As of February 18, 2026, Walmart and Target have initiated a new chapter with new CEOs. John Furner took the helm at Walmart, while Michael Fiddelke assumed leadership at Target. Both companies navigate an economic landscape marked by cautious consumer spending, influenced by persistent inflation and tariffs affecting essential goods and discretionary purchases.
Despite these shared economic headwinds, the retailers' paths forward appear markedly different. Walmart's stock performance has been exceptional, climbing approximately 163% over the last five years and reaching a new 52-week high recently. This success is mirrored in its sales results, with Walmart attracting a broad customer base and expanding its online sales and advertising businesses.
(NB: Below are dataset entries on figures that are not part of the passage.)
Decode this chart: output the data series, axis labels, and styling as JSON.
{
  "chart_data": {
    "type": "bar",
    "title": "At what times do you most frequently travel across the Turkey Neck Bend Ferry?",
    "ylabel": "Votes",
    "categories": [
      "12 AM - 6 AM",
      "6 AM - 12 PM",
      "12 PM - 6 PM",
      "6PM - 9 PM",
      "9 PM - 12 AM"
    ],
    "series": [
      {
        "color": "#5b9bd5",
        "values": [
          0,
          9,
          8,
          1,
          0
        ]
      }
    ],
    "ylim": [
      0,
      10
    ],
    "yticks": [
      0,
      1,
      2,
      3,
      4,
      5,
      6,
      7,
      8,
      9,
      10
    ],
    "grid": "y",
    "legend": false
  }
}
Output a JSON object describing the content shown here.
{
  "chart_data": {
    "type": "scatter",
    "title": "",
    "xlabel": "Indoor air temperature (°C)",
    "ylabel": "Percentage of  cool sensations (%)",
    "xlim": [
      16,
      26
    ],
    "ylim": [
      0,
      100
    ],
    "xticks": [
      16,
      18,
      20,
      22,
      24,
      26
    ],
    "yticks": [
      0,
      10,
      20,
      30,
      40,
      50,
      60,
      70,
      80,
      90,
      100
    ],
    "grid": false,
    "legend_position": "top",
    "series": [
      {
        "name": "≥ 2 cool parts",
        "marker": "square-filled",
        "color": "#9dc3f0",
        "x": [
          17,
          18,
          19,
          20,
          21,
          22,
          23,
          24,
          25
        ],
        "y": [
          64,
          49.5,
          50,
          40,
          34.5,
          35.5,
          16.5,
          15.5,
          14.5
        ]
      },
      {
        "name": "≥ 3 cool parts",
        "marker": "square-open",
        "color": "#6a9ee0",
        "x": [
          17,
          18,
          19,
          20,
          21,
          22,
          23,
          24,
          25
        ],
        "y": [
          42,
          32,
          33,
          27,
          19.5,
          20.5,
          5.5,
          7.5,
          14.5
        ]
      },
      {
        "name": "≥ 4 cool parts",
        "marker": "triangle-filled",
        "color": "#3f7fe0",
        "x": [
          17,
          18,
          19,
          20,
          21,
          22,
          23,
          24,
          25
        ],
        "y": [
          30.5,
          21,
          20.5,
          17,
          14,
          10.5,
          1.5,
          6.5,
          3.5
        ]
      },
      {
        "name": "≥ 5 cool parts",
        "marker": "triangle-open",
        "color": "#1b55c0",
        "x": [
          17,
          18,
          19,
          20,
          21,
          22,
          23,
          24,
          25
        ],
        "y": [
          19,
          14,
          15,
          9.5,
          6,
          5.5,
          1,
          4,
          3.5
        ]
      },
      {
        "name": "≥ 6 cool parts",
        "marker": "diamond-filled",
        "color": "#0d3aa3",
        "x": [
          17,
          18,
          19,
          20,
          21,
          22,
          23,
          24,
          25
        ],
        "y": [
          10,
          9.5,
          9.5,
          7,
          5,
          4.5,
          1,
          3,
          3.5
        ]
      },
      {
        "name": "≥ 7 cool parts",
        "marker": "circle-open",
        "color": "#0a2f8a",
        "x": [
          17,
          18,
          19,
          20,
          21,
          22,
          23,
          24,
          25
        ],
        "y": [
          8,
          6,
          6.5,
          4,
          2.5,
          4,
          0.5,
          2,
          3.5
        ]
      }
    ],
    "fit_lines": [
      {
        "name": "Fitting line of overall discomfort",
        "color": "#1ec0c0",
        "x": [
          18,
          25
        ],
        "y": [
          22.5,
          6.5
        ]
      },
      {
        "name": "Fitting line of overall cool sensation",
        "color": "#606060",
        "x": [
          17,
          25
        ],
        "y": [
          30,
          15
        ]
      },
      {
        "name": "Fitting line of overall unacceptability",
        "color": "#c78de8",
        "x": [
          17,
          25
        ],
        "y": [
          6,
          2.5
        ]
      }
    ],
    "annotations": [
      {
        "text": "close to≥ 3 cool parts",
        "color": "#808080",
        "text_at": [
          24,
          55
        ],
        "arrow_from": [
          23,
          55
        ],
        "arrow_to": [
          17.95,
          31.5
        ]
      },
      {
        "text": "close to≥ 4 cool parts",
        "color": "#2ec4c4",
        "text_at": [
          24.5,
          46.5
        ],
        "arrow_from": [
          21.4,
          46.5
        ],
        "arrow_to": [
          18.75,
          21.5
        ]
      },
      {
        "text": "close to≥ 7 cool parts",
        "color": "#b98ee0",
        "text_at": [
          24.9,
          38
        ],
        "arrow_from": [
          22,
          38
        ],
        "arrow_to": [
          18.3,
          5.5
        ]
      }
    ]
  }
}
In contrast, Target's stock has experienced a significant downturn, falling about 40% over the past five years and dropping 9% in the last year. The company is grappling with decelerating sales and decreased foot traffic. Walmart anticipates robust net sales growth for the full year, projecting an increase between 4.8% and 5.1%. Target, however, is projected to end the full year with declining sales.
Analysts suggest that while Walmart's new CEO inherits a fundamentally sound and growing business, his primary role is to maintain this momentum. Target's CEO, however, faces the challenge of revitalizing the brand and future vision after years of stagnant sales, aiming to inject excitement and drive significant business transformation.